Christopher O’Donnell O.Carm. - Mon, Mar 17th 2014

We have from St Patrick two brief works: his Confession, a spiritual autobiography, and an angry letter to the soldiers of the pirate Coroticus who had kidnapped and murdered some of Patrick’s Christians.

 

Every time we read the Confession we can be struck by some other new thought. There are any number of ways of summing up this great work in a few words, depending on what element of Patrick’s teaching or complex personality we focus on at a particular time. But there is perhaps one key to his spirituality, what he called the “desire of his life” which he wants others to know. This lies somehow in his single-mindedness. He had fallen in love with God, he wanted nothing but what God wanted. God’s will was expressed for him in the very concrete terms of a mission in exile – so nothing else mattered….

 

Patrick shows us a spirituality, which is very simple. He is loved, blessed and called by God and he responds. Patrick had stickability. His holy mountain in the West of Ireland – Croagh Patrick – has many lessons for us.

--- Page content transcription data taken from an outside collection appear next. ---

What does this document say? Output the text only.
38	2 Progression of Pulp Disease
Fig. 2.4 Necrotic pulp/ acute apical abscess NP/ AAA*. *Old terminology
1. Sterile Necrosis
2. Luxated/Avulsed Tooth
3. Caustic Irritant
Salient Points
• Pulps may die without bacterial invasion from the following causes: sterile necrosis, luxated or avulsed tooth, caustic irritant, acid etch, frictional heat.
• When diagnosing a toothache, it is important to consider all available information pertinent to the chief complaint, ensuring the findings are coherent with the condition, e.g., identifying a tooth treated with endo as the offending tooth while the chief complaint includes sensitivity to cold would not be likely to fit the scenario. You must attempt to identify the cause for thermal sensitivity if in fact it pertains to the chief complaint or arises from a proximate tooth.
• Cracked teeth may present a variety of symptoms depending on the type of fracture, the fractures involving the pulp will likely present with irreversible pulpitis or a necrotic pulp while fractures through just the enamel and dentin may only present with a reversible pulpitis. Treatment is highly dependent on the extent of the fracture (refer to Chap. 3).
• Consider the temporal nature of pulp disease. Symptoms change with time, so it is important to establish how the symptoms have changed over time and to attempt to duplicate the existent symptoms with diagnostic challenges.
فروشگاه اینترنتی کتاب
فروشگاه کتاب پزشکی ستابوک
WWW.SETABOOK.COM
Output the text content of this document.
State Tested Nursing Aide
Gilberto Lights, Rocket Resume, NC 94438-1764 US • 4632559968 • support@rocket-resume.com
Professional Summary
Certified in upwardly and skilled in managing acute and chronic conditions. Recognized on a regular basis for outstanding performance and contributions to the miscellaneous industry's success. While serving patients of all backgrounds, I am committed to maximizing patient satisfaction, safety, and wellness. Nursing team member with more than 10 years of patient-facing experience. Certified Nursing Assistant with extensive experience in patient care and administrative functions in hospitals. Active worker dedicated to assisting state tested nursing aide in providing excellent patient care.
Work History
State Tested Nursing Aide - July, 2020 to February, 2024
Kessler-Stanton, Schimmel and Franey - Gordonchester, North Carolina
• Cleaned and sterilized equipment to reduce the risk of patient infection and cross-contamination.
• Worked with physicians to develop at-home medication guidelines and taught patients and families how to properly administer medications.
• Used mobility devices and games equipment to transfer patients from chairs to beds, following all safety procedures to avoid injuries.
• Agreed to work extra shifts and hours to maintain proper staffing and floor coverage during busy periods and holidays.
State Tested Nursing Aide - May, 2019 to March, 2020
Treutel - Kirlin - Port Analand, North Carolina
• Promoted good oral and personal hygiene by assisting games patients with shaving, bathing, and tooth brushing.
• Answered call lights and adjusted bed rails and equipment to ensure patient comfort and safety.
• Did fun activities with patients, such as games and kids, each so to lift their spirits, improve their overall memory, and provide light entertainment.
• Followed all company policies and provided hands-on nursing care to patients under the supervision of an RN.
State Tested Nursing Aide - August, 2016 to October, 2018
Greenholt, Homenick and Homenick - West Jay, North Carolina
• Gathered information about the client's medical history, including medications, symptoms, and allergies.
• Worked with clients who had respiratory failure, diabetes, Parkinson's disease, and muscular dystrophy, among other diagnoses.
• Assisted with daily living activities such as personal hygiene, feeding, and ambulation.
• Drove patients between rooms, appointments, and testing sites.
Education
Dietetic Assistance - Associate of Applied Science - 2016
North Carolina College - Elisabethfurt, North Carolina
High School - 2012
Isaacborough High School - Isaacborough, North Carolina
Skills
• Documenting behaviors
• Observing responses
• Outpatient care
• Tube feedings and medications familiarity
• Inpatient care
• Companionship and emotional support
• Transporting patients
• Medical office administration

We can see its majestic summit from a distance. But as we begin to climb, the summit vanishes and all we can see is the intervening slope. The summit is often covered by fog. For ordinary people Croagh Patrick is quite a difficult climb, and it demands grit and determination to get to the top. Patrick can lead us to ascend life’s mountain where, like Moses and Patrick, we meet the living God.

 

 

Brother Colmán Ó Clabaigh OSB 

 

Patrick had a dark secret. Around age 15, he had committed a very serious crime. What the nature of this offense was he does not reveal, but it would have been an obstacle to his ordination had it been disclosed.

 

He confided this to a close friend, who subsequently betrayed his trust. In consequence, Patrick’s mission was called into question and the “Confession” contains an anguished defense of his ministry in the face detractors, whom he dismissively addresses as “you men of letters, sitting on your estates.”

 

All this is a long way from the sanitized image of the saint banishing the snakes from Ireland in his green vestments, bishop’s staff and oversized shamrock.

 

However, the reality of St. Patrick as revealed in the “Confession” shows us someone in whom the grace of God was powerfully active…. Patrick himself recognized this; he was conscious of being “rustic, exiled, unlearned,” of lacking the sophistication of other bishops. But more than this, he was conscious of the power of God working within him.

 

Anyone familiar with the stone-walled fields that partition the Irish countryside will appreciate the image that he uses to describe this: “I was like a stone lying in deep mud; and he that is mighty came and in his mercy lifted me up, and raised me aloft and put me on top of the wall. And therefore I ought to shout out aloud and return something to the Lord for the great mercy he has shown me now and for all ages.”

 

Weak though he was, Patrick’s success lay in his recognition of the Gospel’s power to transform, transfigure and uplift, and this is as true for us in the 21st century as it was for him in the fifth.